For many freemium products (especially on mobile), the only means of surmounting existential user acquisition costs is virality. Such virality is difficult to achieve through superficial mechanics implemented after the product’s core functionality has been architected and developed; rather, the marketing perspective should be applied to the development process to create truly viral products.
Product Release
Performance marketing – usually, through LTV-based user acquisition campaigns – is a not a one-off procedure executed at product launch. Rather, it is an ongoing process supported so long as the product is profitable.
Performance marketing for freemium products is pursued in close collaboration with the product team: as the product is iterated upon and its metrics (hopefully) improve, the marketing team adjusts its models of revenue performance in effectively budgeting for user acquisition.
But this feedback loop isn’t one-directional. The marketing team possesses the best vantage point on product performance as it relates to revenue because its barometer for success – LTV – is a synthetic measure comprised of the retention, engagement, and monetization metrics.

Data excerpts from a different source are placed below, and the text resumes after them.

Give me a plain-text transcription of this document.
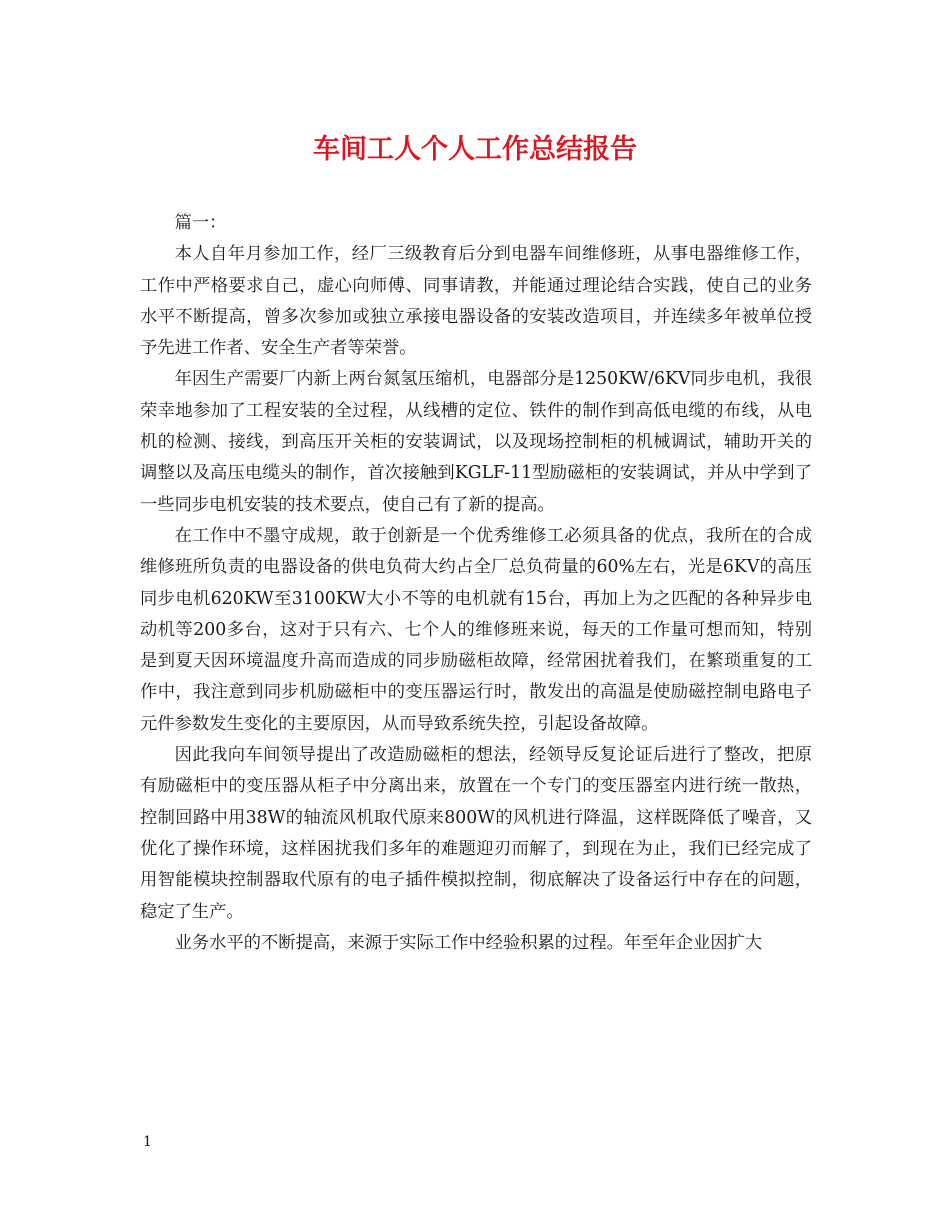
车间工人个人工作总结报告

篇一：

本人自年月参加工作，经厂三级教育后分到电器车间维修班，从事电器维修工作，工作中严格要求自己，虚心向师傅、同事请教，并能通过理论结合实践，使自己的业务水平不断提高，曾多次参加或独立承接电器设备的安装改造项目，并连续多年被单位授予先进工作者、安全生产者等荣誉。

年因生产需要厂内新上两台氮氢压缩机，电器部分是1250KW/6KV同步电机，我很荣幸地参加了工程安装的全过程，从线槽的定位、铁件的制作到高低电缆的布线，从电机的检测、接线，到高压开关柜的安装调试，以及现场控制柜的机械调试，辅助开关的调整以及高压电缆头的制作，首次接触到KGLF-11型励磁柜的安装调试，并从中学到了一些同步电机安装的技术要点，使自己有了新的提高。

在工作中不墨守成规，敢于创新是一个优秀维修工必须具备的优点，我所在的合成维修班所负责的电器设备的供电负荷大约占全厂总负荷量的60%左右，光是6KV的高压同步电机620KW至3100KW大小不等的电机就有15台，再加上为之匹配的各种异步电动机等200多台，这对于只有六、七个人的维修班来说，每天的工作量可想而知，特别是到夏天因环境温度升高而造成的同步励磁柜故障，经常困扰着我们，在繁琐重复的工作中，我注意到同步机励磁柜中的变压器运行时，散发出的高温是使励磁控制电路电子元件参数发生变化的主要原因，从而导致系统失控，引起设备故障。

因此我向车间领导提出了改造励磁柜的想法，经领导反复论证后进行了整改，把原有励磁柜中的变压器从柜子中分离出来，放置在一个专门的变压器室内进行统一散热，控制回路中用38W的轴流风机取代原来800W的风机进行降温，这样既降低了噪音，又优化了操作环境，这样困扰我们多年的难题迎刃而解了，到现在为止，我们已经完成了用智能模块控制器取代原有的电子插件模拟控制，彻底解决了设备运行中存在的问题，稳定了生产。

业务水平的不断提高，来源于实际工作中经验积累的过程。年至年企业因扩大

1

By having full visibility into 1) the changes made for a product iteration, 2) the metrics movements resultant from those product changes, and finally, 3) the effects those product changes had on the product’s marketability (ie. the product’s LTV), the marketing team is well-equipped to make feature backlog prioritization recommendations.
This isn’t to say that marketing should dictate product terms; rather, the product team should take a marketing-oriented approach to assessing backlog items and the order in which they are undertaken to support marketing initiatives.
By approaching the development process with a marketer’s perspective, the product team assesses the performance of product iterations from a higher altitude: not just the impact of those iterations on granular metrics but on the product’s marketability (which, ultimately, determines its user base size and revenue turnover). In freemium, a product’s marketability is its heartbeat.
Freemium = marketing
The entire freemium product development pipeline is made more effective at driving top-line revenue growth through marketing. Freemium is marketing; user base scale, user segmentation, data-driven product development and iteration scheduling, and LTV-driven user acquisition all sit within the scope of marketing and are integral for freemium product growth and revenue performance. Marketing and product development in freemium are inextricably, symbiotically linked.